Here’s a surprisingly functional way to achieve a forever-organized home!

You don’t need tons of time to achieve the uncluttered, tidy home of your dreams. You just need a strategy to get there– a really simple one that fits into your life without sucking up hours you can’t spare.

What’s pleasantly surprising about having a strategy is that it can turn daily mundane (and often aggravating) moments into opportunities for organization. Having a strategy is about making every moment count. Everyday moments like these…

When you’re waiting for a pot of water to boil…

Take those moments of downtime in the kitchen to do a little organizing. Do you really need that melon baller or — heaven forbid — the banana slicer gag gift you received in last year’s Secret Santa exchange?

Jamie Novak, a professional organizer and author of “Keep This Toss That,” says tackling organization incrementally is the way to go. “Seriously small tasks can make a big difference,” she says, keeping you from having to tackle larger, more daunting jobs later.

When you grab that plastic container with no lid (for the umpteenth time) . . .

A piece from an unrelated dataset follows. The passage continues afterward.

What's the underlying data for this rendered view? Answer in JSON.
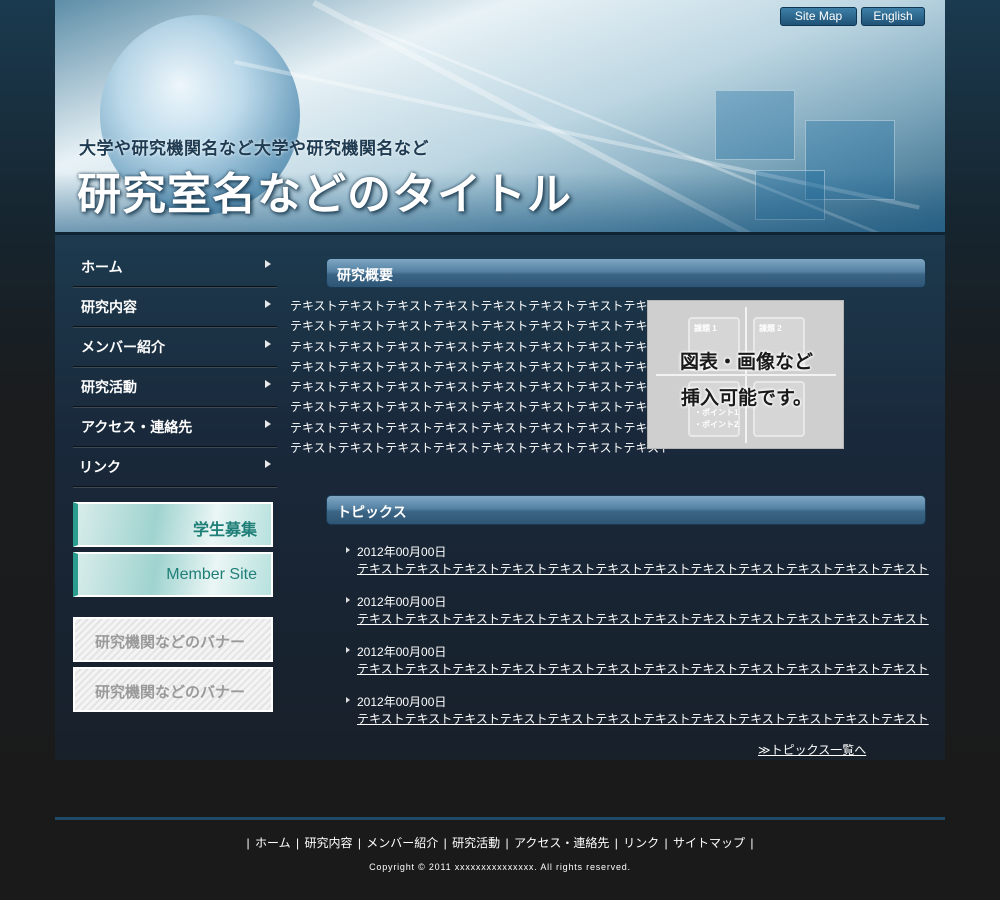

Admit it: That $*%#ing lid is never, ever coming back. Instead of tossing that lid-less tub back into your quagmire of plastic parts, permanently banish it, then vow to continue removing every lid or bottom with no mate each time you encounter one (that’s the strategy part). Soon you’ll have a nice tidy cabinet full of matched-up pairs — and it will stay that way if you keep the strategy going.

When you’re brushing your teeth . . .

Rummage through the medicine cabinet for prescriptions and medications that have expired. And don’t forget that many cosmetics and toiletries also have use-by dates. As for that $20 lipstick you bought that made you look like Cruella de Vil but is still hanging around? Either toss it or move it to the box of stuff where you keep your Halloween costumes.

When you’re breaking down yet another Amazon box . . .

Don’t do it. Instead, use it as a donation box. As you encounter things you need to toss that are donate-able during your other organizing and decluttering moments, just put them in the box instead. Amazon is working with Give Back Box to allow consumers to use their boxes to donate and ship (for free!) unwanted clothing and household goods to charity.

When your laundry is clean, but there’s that one lone sock . . .

Toss it. If not in this laundry round, the next one if its mate never arrives. Thank it for its service, and then say goodbye. Same goes for falling-apart-but-matching socks, holey underwear, torn shirts, etc.

When you’re waiting for your hair to soak up conditioner . . .

Thin the herd of shampoos, body wash, and other products that you used maybe once or twice — 6 months ago! — that are still hogging space in your shower. (Bonus: This will also help keep nasty, yucky mold at bay.)

When you’re watching your sports team play on TV . . .

Sort through that ginormous stack of junk mail, catalogs, and circulars. Bring a recycling bin with you to the sofa and go through it during commercials or lulls in the game. Toss anything that’s outdated or unnecessary into the recycling bin.

When you’re leaving your house to run errands . . .

Ask yourself, “What can I take to the car/trash/donate bin/library/give back to a friend?” Professional organizer Laura Bostrom who runs Everyday Order says that also extends to rooms inside the house. “Always carry something with you that belongs in another room.”

When you’re putting fresh sheets on the bed . . .

Grab a set of sheets from the far reaches of your closet and ask yourself why you’re not putting those on your bed today. Be honest. If the answer is something that won’t ever change — it’s scratchy or worn or you just hate those stupid flowers — then donate or toss.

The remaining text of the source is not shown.